I enjoyed the manuscript a lot, with so many different models and comparisons it is often hard to organize the results, but they appear clear and well sumarized. I think the whole manuscript is well written and the ideas are clear, thus, I only have some minor comments:
First of all, I recommend avoiding green+red combination in maps and figures, as color-blind people often cannot distinguish them (e.g., Figure 3, 9, S1-4).
I think a figure explaining the different sampling methods (segment-based vs. areal-based) would be nice to fully understand the methods.
Line 4 Abstract: change "wide array OF environmental conditions"
Line 14: "outputS"
Line 48: "distanT"
Line 49: not a single citation in the entire paragraph. You can give examples of studies using those methodologies.
Line 52: "process" not "processed"
Line 171: Paragprah "Single variable approach": I believe a further explanation of parameters and distribution of the residuals would be needed for the reader to fully understand model construction.
Line 172: the reference should explain GAM models, I think you mean Wood, 2006.
Line 226: remove A in "highlighted A large"
Line 454: remove WAS in "As was observed"
Line 503: "at which the model will be built"
For the take home message paragraph I would include more details on what information could be useful and the maximum change in scale admissible to trust some of the results when applying models to the real life (i.e., environmental variables response, suitability maps), which represent very important information for example for conservation purposes, or to select new potential sampling sites.
Finally, in the main results Figures (also in Supplementary Figures), consider including the original map/graph for the "real" original non-modified models so it makes it easier to compare the results visually.
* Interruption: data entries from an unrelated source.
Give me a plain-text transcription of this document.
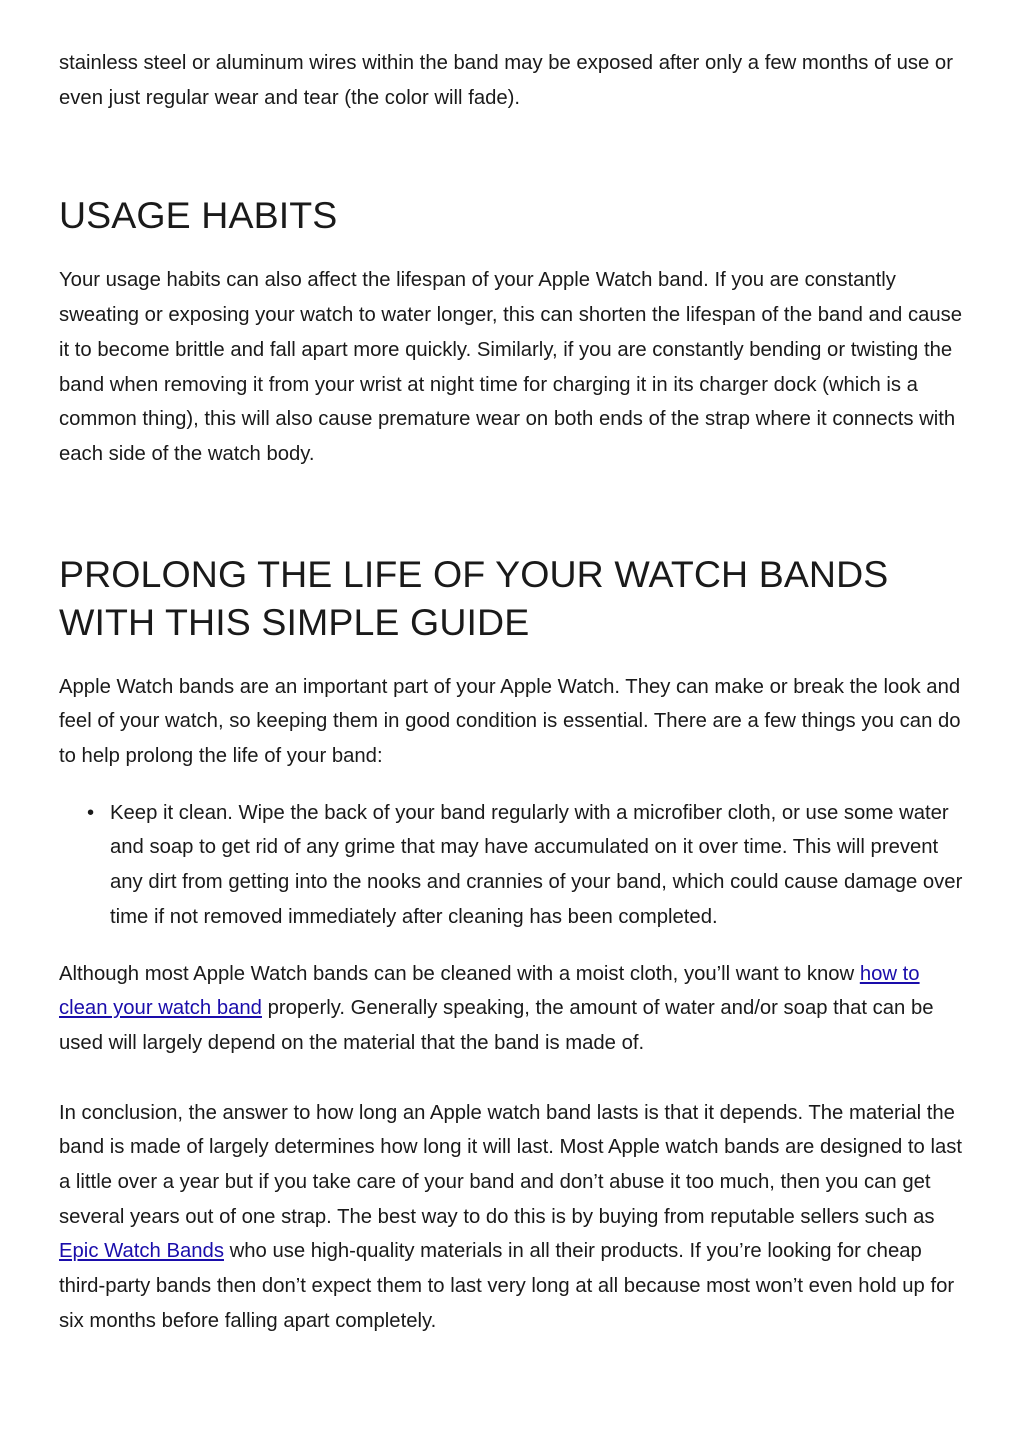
stainless steel or aluminum wires within the band may be exposed after only a few months of use or even just regular wear and tear (the color will fade).

USAGE HABITS

Your usage habits can also affect the lifespan of your Apple Watch band. If you are constantly sweating or exposing your watch to water longer, this can shorten the lifespan of the band and cause it to become brittle and fall apart more quickly. Similarly, if you are constantly bending or twisting the band when removing it from your wrist at night time for charging it in its charger dock (which is a common thing), this will also cause premature wear on both ends of the strap where it connects with each side of the watch body.

PROLONG THE LIFE OF YOUR WATCH BANDS WITH THIS SIMPLE GUIDE

Apple Watch bands are an important part of your Apple Watch. They can make or break the look and feel of your watch, so keeping them in good condition is essential. There are a few things you can do to help prolong the life of your band:

• Keep it clean. Wipe the back of your band regularly with a microfiber cloth, or use some water and soap to get rid of any grime that may have accumulated on it over time. This will prevent any dirt from getting into the nooks and crannies of your band, which could cause damage over time if not removed immediately after cleaning has been completed.

Although most Apple Watch bands can be cleaned with a moist cloth, you’ll want to know how to clean your watch band properly. Generally speaking, the amount of water and/or soap that can be used will largely depend on the material that the band is made of.

In conclusion, the answer to how long an Apple watch band lasts is that it depends. The material the band is made of largely determines how long it will last. Most Apple watch bands are designed to last a little over a year but if you take care of your band and don’t abuse it too much, then you can get several years out of one strap. The best way to do this is by buying from reputable sellers such as Epic Watch Bands who use high-quality materials in all their products. If you’re looking for cheap third-party bands then don’t expect them to last very long at all because most won’t even hold up for six months before falling apart completely.
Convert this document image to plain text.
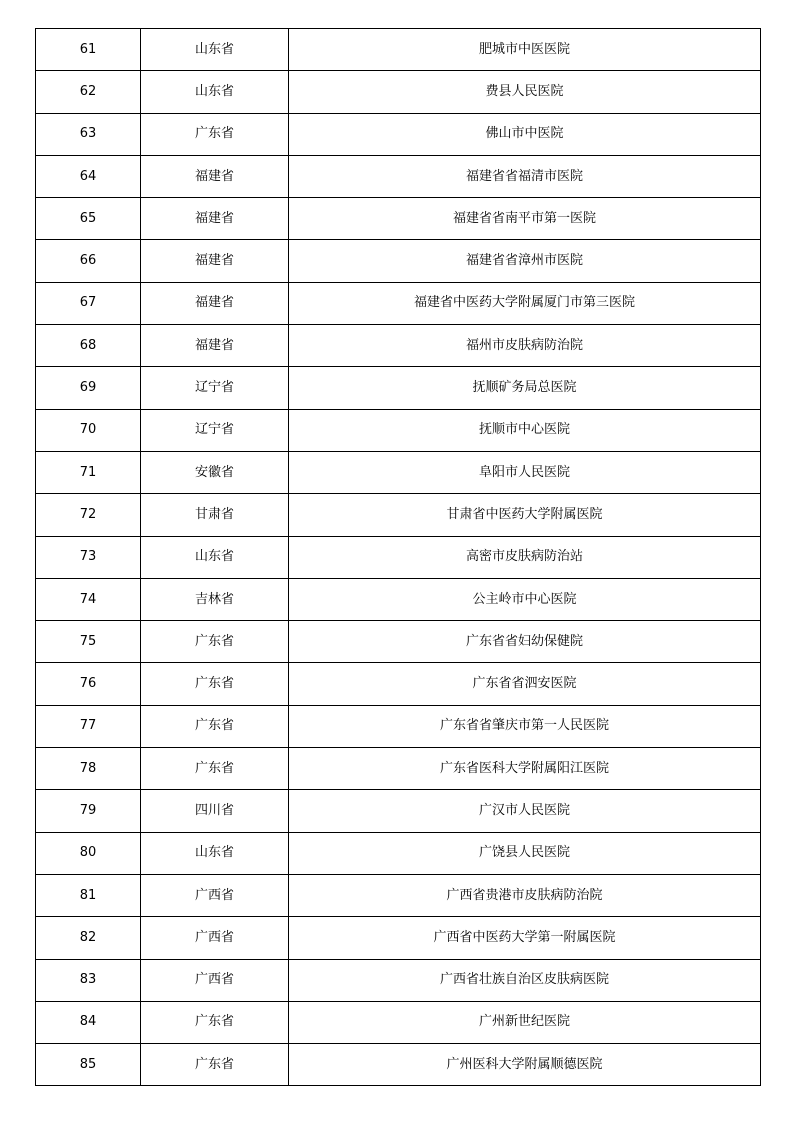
61	山东省	肥城市中医医院
62	山东省	费县人民医院
63	广东省	佛山市中医院
64	福建省	福建省省福清市医院
65	福建省	福建省省南平市第一医院
66	福建省	福建省省漳州市医院
67	福建省	福建省中医药大学附属厦门市第三医院
68	福建省	福州市皮肤病防治院
69	辽宁省	抚顺矿务局总医院
70	辽宁省	抚顺市中心医院
71	安徽省	阜阳市人民医院
72	甘肃省	甘肃省中医药大学附属医院
73	山东省	高密市皮肤病防治站
74	吉林省	公主岭市中心医院
75	广东省	广东省省妇幼保健院
76	广东省	广东省省泗安医院
77	广东省	广东省省肇庆市第一人民医院
78	广东省	广东省医科大学附属阳江医院
79	四川省	广汉市人民医院
80	山东省	广饶县人民医院
81	广西省	广西省贵港市皮肤病防治院
82	广西省	广西省中医药大学第一附属医院
83	广西省	广西省壮族自治区皮肤病医院
84	广东省	广州新世纪医院
85	广东省	广州医科大学附属顺德医院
For example, a black curve of the original response in the variable curves graphs.
I would recommend the authors to check publications from Vítězslav Moudrý's research group, I believe they will find them interesting.
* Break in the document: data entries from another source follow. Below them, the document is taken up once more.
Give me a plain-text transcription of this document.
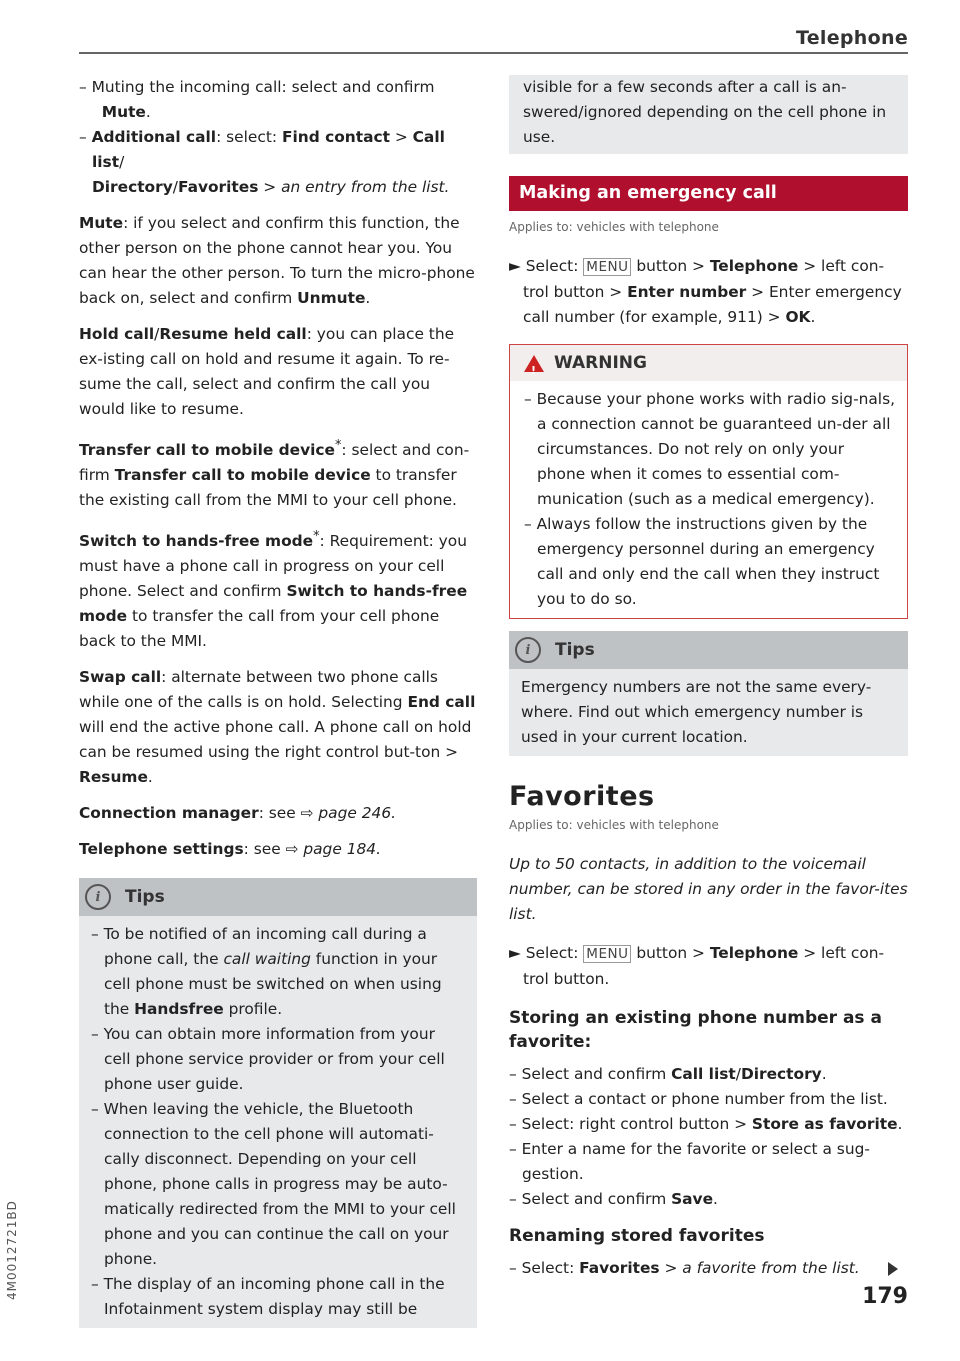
Telephone

– Muting the incoming call: select and confirm
Mute.

– Additional call: select: Find contact > Call list/
Directory/Favorites > an entry from the list.

Mute: if you select and confirm this function, the other person on the phone cannot hear you. You can hear the other person. To turn the micro-phone back on, select and confirm Unmute.

Hold call/Resume held call: you can place the ex-isting call on hold and resume it again. To re-sume the call, select and confirm the call you would like to resume.

Transfer call to mobile device*: select and con-firm Transfer call to mobile device to transfer the existing call from the MMI to your cell phone.

Switch to hands-free mode*: Requirement: you must have a phone call in progress on your cell phone. Select and confirm Switch to hands-free mode to transfer the call from your cell phone back to the MMI.

Swap call: alternate between two phone calls while one of the calls is on hold. Selecting End call will end the active phone call. A phone call on hold can be resumed using the right control but-ton > Resume.

Connection manager: see ⇨ page 246.

Telephone settings: see ⇨ page 184.

i	Tips

– To be notified of an incoming call during a phone call, the call waiting function in your cell phone must be switched on when using the Handsfree profile.

– You can obtain more information from your cell phone service provider or from your cell phone user guide.

– When leaving the vehicle, the Bluetooth connection to the cell phone will automati-cally disconnect. Depending on your cell phone, phone calls in progress may be auto-matically redirected from the MMI to your cell phone and you can continue the call on your phone.

– The display of an incoming phone call in the Infotainment system display may still be

visible for a few seconds after a call is an-swered/ignored depending on the cell phone in use.

Making an emergency call
Applies to: vehicles with telephone

► Select: MENU button > Telephone > left con-trol button > Enter number > Enter emergency call number (for example, 911) > OK.

!
WARNING

– Because your phone works with radio sig-nals, a connection cannot be guaranteed un-der all circumstances. Do not rely on only your phone when it comes to essential com-munication (such as a medical emergency).

– Always follow the instructions given by the emergency personnel during an emergency call and only end the call when they instruct you to do so.

i	Tips

Emergency numbers are not the same every-where. Find out which emergency number is used in your current location.

Favorites
Applies to: vehicles with telephone

Up to 50 contacts, in addition to the voicemail number, can be stored in any order in the favor-ites list.

► Select: MENU button > Telephone > left con-trol button.

Storing an existing phone number as a favorite:

– Select and confirm Call list/Directory.

– Select a contact or phone number from the list.

– Select: right control button > Store as favorite.

– Enter a name for the favorite or select a sug-gestion.

– Select and confirm Save.

Renaming stored favorites

– Select: Favorites > a favorite from the list.

179
4M0012721BD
This is an interesting and mostly well-executed work. The authors create "virtual species" by defining what is essentially a fundamental niche. They then use a Poisson point-process to generate presences in the region of choice. Their "virtual species" are defined only by their abiotic niche (i.e., biotic interactions and dispersal are disregarded), which is not too much of a problem, although it would be good to be explicit about this: the authors are modeling niches and applying them to geography, rather than modeling the actual biology of a species (including interactions, and movements). Finally, they sample, realistically over the universe of points created by projecting favorable conditions, and proceed to do ecological niche modeling using GAMs, and AIC for goodness of fit. They compare modeling results for different sampling methods, resolutions etc. The results are clearly presented and explained.
I wish the authors refrain from refering to what are projections of niches in geography as "Species Distribution Models" since in reality they are *potential* distribution models, but this is mostly a personal preference, since in the literature the distinction between a *potential* and an *actual* distribution is seldom made. But this is a "virtual species" paper, and one can only imagine that their species has unlimited dispersal capabilities and no significan biotic limitations. Maybe the authors can state this explicitly in the introduction.
I think the preprint should be recommended, despite the fact that, as with many similar attempts, the complexity of the analysis is great, and one is always left with the question of whether there are general lessons, or the results are artifactual, and how general they are. Nevertheless, the work deserves publication if only because of the stress in the importance of scale of the variables. I believe the authors are basically illustrating that the "Modifiable Areal Unit" problem, that has bothered geographers for the last hundred years, matters when modeling niche-based distributions (see Jelinski DE, Wu J. 1996, The modifiable areal unit problem and implications for landscape ecology. Landscape ecology.11:129-40).